Böck­ler­park am Land­wehr­ka­nal

Gewässer + Alltag + Park + Neukölln

© Valerie Schönian

Warum der Böcklerpark am Landwehrkanal Valerie Schönian ständig zu spät kommen lässt, erzählt sie hier:

 

Dieser Ort ist ein Grund, warum ich ständig zu spät bin: der Böcklerpark am Landwehrkanal. Bin ich mit Freund:innen in Neukölln verabredet, führt mich meine Fahrradroute hier am Ufer entlang.

Meine Route ist weit, ich wohne in Mitte. Aber pandemiebedingt habe ich mir das Fahrradfahren angewöhnt und dann nicht wieder abgewöhnt. Weil, ich schätze zwar das Berliner U-Bahn-Sitz-Muster, aber eine Trauerweide am Wasser ist eben eine Trauerweide am Wasser. Davon gibt es hier am Ufer des Landwehrkanals einige. Im Frühling hängen sie im Wasser rum, im Winter, etwas kahler, hängen sie schräg gebeugt darüber.
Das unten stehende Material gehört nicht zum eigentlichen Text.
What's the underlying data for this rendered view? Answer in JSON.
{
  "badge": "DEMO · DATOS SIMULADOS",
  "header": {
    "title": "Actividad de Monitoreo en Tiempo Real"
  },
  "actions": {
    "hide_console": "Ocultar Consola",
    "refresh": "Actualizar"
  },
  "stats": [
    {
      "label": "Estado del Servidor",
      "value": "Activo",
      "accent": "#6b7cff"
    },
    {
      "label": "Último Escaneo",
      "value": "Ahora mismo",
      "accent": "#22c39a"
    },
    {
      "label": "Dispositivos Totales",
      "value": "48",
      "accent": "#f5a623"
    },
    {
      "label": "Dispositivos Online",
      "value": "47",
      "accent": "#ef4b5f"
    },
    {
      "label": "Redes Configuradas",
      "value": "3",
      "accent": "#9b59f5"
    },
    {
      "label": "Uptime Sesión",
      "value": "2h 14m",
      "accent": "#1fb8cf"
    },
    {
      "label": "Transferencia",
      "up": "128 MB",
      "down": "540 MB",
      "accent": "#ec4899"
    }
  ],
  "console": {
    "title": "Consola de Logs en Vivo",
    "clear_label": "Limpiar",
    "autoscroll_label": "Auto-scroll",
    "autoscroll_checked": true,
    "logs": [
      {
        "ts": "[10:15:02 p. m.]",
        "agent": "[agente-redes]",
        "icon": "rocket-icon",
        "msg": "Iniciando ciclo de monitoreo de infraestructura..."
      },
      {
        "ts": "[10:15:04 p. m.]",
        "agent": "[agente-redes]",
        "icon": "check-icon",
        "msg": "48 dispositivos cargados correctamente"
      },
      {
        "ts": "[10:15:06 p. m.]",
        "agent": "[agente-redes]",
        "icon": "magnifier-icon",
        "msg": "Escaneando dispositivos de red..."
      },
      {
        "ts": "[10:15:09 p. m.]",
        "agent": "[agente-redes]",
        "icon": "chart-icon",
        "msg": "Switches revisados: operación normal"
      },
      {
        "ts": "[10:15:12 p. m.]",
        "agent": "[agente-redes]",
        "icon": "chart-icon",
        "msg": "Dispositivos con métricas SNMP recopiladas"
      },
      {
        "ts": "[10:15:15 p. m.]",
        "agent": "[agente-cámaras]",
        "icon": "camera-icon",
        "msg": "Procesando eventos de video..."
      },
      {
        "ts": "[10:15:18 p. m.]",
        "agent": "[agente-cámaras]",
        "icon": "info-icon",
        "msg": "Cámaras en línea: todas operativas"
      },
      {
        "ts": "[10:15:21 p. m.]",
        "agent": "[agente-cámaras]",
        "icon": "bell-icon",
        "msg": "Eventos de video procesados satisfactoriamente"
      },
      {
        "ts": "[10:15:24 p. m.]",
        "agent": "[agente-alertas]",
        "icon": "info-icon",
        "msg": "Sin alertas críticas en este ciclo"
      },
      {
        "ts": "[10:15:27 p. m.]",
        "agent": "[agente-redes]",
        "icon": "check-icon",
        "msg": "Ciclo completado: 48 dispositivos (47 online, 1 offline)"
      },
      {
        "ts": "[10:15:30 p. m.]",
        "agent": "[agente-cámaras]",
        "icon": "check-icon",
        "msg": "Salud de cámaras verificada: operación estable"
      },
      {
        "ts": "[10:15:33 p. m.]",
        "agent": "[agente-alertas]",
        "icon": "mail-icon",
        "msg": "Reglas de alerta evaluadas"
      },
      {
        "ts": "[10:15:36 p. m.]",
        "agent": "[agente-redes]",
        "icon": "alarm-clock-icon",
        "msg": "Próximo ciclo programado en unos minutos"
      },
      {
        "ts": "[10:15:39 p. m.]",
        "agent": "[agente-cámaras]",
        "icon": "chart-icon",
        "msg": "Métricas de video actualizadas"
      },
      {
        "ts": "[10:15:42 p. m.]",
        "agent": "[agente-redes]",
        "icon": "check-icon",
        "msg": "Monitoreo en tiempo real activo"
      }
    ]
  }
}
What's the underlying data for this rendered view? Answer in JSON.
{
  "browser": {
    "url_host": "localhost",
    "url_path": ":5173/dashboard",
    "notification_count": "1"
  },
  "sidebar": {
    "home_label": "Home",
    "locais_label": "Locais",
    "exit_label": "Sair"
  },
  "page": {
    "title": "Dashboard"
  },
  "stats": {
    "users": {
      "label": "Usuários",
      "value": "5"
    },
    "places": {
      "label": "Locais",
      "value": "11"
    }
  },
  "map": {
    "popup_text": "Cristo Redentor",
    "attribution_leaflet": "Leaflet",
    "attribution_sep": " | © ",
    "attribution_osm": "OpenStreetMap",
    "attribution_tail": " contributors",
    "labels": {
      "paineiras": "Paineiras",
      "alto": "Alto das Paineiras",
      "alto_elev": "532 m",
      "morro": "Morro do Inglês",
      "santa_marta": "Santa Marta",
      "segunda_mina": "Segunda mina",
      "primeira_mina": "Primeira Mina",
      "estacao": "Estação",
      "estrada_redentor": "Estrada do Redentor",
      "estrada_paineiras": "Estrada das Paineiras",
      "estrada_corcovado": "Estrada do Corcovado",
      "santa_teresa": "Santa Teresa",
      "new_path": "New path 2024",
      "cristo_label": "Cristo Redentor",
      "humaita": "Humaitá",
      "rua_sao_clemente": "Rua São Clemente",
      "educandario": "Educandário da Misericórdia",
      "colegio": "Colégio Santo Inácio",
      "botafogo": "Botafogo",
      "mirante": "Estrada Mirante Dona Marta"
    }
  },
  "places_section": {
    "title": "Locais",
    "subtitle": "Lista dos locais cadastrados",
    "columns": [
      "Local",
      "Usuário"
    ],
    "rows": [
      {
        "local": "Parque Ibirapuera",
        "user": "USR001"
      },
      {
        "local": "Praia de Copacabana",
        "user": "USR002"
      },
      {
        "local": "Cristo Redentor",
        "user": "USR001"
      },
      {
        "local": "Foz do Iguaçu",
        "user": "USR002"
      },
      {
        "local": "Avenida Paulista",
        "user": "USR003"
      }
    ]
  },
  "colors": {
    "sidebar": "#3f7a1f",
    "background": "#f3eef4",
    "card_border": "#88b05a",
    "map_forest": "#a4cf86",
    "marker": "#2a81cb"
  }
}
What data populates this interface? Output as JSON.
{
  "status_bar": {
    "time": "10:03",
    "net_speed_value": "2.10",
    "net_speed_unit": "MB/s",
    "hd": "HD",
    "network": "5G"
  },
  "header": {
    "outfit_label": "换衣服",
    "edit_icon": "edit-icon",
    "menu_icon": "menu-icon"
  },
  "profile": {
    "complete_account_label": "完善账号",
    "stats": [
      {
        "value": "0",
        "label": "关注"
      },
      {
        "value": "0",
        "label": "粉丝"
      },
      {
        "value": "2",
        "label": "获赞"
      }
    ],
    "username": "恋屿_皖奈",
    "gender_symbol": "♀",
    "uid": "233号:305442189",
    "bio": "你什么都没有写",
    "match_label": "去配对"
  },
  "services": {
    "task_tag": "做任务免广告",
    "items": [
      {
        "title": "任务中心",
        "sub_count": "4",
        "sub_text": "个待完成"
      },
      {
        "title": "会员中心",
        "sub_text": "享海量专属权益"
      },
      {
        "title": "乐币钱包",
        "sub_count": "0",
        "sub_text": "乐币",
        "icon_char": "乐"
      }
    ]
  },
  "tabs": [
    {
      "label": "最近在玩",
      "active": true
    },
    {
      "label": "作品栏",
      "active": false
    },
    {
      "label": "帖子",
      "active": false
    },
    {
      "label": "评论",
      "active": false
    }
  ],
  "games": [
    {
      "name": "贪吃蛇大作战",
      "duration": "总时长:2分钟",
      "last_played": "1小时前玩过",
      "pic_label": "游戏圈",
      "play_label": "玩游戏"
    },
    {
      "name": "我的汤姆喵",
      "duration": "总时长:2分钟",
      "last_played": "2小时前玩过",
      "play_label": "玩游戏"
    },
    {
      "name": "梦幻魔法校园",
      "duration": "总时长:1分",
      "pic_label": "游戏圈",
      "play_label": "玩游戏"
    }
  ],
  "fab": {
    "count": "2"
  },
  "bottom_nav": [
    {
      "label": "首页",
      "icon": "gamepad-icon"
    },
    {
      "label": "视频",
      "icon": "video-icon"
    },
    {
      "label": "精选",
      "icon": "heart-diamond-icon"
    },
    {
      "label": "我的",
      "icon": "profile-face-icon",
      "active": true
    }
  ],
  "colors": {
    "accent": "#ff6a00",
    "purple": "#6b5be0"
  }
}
Neben ihnen verläuft die Promenade, die schon so ausgebaut ist, dass man mit dem Fahrrad nicht umfällt und auch die Oma hierherbringen könnte, aber noch nicht so sehr, dass zu viele Menschen unterwegs sind. Man kann hier also: mit der Oma spazieren gehen, im Sommer auch sitzen und die Trauerweiden beobachten und, noch besser die Schwäne, Enten, Möwen, die sich hier tummeln – Möwen! In Berlin! Wer sich daran gewöhnt, hat das Fühlen verlernt (planen Sie dafür vor ihrer Verabredung besser gleich ein bisschen Zeit ein). Tagsüber sind hier auch viele andere Menschen, vor allem im Sommer. Aber auch das ist irgendwie rührend: Leuten, die unterwegs waren, dabei zuzusehen, wie sie ihr Leben anhalten, um den Schwan dabei zu erhaschen, wie er seinen Hals unter seinen Flügel verrenkt. Wer lieber allein ist, der kann nachts herkommen, gerade in den kälteren Monaten: Die Menschen sind weg, die Schwäne da, die Stadt auch, ihre Laternen an, und kurz kann man das Gefühl bekommen, sie wurde nur für einen selbst erbaut.

© Valerie Schönian
© Valerie Schönian
© Livia Valensise

Über Valerie Schönian:

Valerie Schönian wurde wenige Tage vor der Wiedervereinigung im östlichen Gardelegen geboren, wuchs in Magdeburg auf und lebt heute noch in Berlin. Als Autorin für die ZEIT schreibt sie meist über – na klar – Ostdeutschland. 2020 veröffentlichte sie ihr zweites Buch: »Ostbewusstsein – Was die Nachwende­generation über die Deutsche Einheit verrät«. Lange dachte sie, Ost und West spielten keine Rolle mehr, doch je länger die Mauer gefallen ist, desto ostdeutscher fühlt sich Valerie – auch 30 Jahre nach der Wiedervereinigung. In ihrem Buch beschäftigt sie sich mit der Frage des neuen Ost-Bewusstseins und was das über die deutsche Einheit aussagt.